A
M. FONTAINE1
MINISTÈRE
DE LA MARINE
ET DES COLONIES
Paris, le 24 septembre 1874.
Monsieur,
Nous venons d'apprendre que mon pauvre grand-père touche à
ses derniers moments. Mon père est en ce moment fort souffrant
et obligé de garder la chambre, aussi il me charge de m'occuper
pour lui de régler toutes ses affaires et je viens vous prier,
Monsieur, de bien vouloir nous continuer vos bons soins en cette circonstance.
Nous ne connaissons absolument rien à l'état des affaires
de mon grand-père ; il vivait en ces derniers temps avec sa
fille, Mme Cord'homme, et d'après les lettres mêmes que
mon père a reçues de cette dernière, il semblerait
résulter que mon grand-père lui est venu en aide, probablement
avec un peu d'argent qui lui serait resté de la vente de son
hôtel.

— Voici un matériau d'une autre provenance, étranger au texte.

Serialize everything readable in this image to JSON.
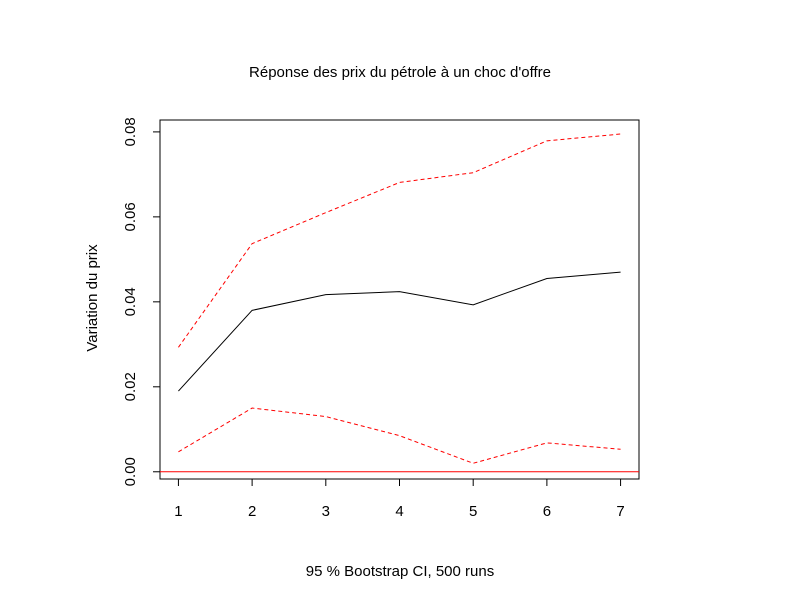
{
  "chart_data": {
    "type": "line",
    "title": "Réponse des prix du pétrole à un choc d'offre",
    "xlabel": "95 % Bootstrap CI,  500 runs",
    "ylabel": "Variation du prix",
    "x": [
      1,
      2,
      3,
      4,
      5,
      6,
      7
    ],
    "xticks": [
      "1",
      "2",
      "3",
      "4",
      "5",
      "6",
      "7"
    ],
    "yticks": [
      "0.00",
      "0.02",
      "0.04",
      "0.06",
      "0.08"
    ],
    "ytick_values": [
      0.0,
      0.02,
      0.04,
      0.06,
      0.08
    ],
    "xlim": [
      0.75,
      7.25
    ],
    "ylim": [
      -0.0017,
      0.0828
    ],
    "series": [
      {
        "values": [
          0.019,
          0.038,
          0.0417,
          0.0424,
          0.0393,
          0.0455,
          0.047
        ],
        "color": "#000000",
        "style": "solid"
      },
      {
        "values": [
          0.0293,
          0.0537,
          0.061,
          0.0681,
          0.0704,
          0.0779,
          0.0795
        ],
        "color": "#ff0000",
        "style": "dashed"
      },
      {
        "values": [
          0.0047,
          0.015,
          0.013,
          0.0085,
          0.002,
          0.0068,
          0.0053
        ],
        "color": "#ff0000",
        "style": "dashed"
      }
    ],
    "reference_line": {
      "y": 0,
      "color": "#ff0000"
    },
    "grid": false,
    "legend": "none"
  }
}
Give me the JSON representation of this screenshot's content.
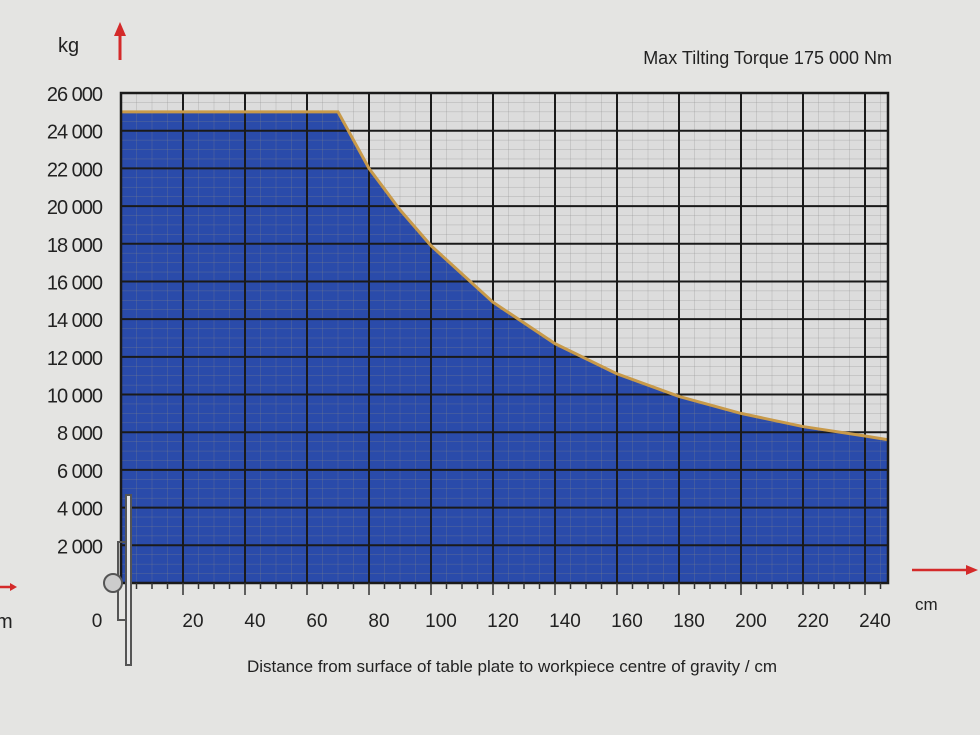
{
  "chart_data": {
    "type": "area",
    "title": "Max Tilting Torque 175 000 Nm",
    "xlabel": "Distance from surface of table plate to workpiece centre of gravity / cm",
    "xunit": "cm",
    "ylabel": "kg",
    "left_edge_text": "m",
    "xlim": [
      0,
      250
    ],
    "ylim": [
      0,
      26000
    ],
    "xticks": [
      0,
      20,
      40,
      60,
      80,
      100,
      120,
      140,
      160,
      180,
      200,
      220,
      240
    ],
    "yticks": [
      2000,
      4000,
      6000,
      8000,
      10000,
      12000,
      14000,
      16000,
      18000,
      20000,
      22000,
      24000,
      26000
    ],
    "ytick_labels": [
      "2 000",
      "4 000",
      "6 000",
      "8 000",
      "10 000",
      "12 000",
      "14 000",
      "16 000",
      "18 000",
      "20 000",
      "22 000",
      "24 000",
      "26 000"
    ],
    "grid": true,
    "x": [
      0,
      70,
      80,
      90,
      100,
      120,
      140,
      160,
      180,
      200,
      220,
      240,
      250
    ],
    "y": [
      25000,
      25000,
      22000,
      19800,
      17900,
      14900,
      12700,
      11100,
      9900,
      9000,
      8300,
      7800,
      7600
    ],
    "colors": {
      "fill": "#1c3fa6",
      "edge": "#c89a4a",
      "arrow": "#d42a2a",
      "grid": "#1a1a1a",
      "plot_bg": "#dcdcdc"
    }
  }
}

Enfin, s'il fallait établir ce fait (chose très
difficile) ce ne serait que dans le but d'éviter la réclamation
de petites dettes courantes contractées autant par Mme Cord'homme
que par mon grand-père et qu'on pourrait essayer de nous faire
payer. On m'a dit, d'un autre côté, qu'il avait passé
son mobilier sur la tête de sa bonne ; enfin, comme nous pouvons
craindre ces choses et que, d'autre part, nous savons certainement
que nous n'avons pas une obole à attendre de cette succession,
nous désirons nous rendre exactement compte de la situation
avant de prendre une détermination quelconque, et mon père
acceptera cet héritage sous bénéfice d'inventaire.
Ignorant absolument quelles sont les démarches à faire
en cette circonstance, je viens vous prier de bien vouloir agir en
notre nom dans ce but, lorsque le moment sera venu.
Si, comme on le dit, les meubles sont au nom de sa bonne, il est probable
qu'elle fera des difficultés pour laisser apposer les scellés.
En ce cas il serait bon, je crois, de constater le refus. Enfin, Monsieur,
nous nous en remettons entièrement à votre obligeance
et à votre amitié pour prendre en main, encore une fois,
nos intérêts en cette circonstance. Nous ne voudrions
pas avoir l'air de vouloir sauver peut-être quelques centaines
de francs. Il nous serait même désagréable qu'on
pût croire que nous agissons dans ce but. Mais nous voulons
uniquement voix clair là-dedans et mettre enfin au grand jour
une situation obscure pour nous depuis si longtemps.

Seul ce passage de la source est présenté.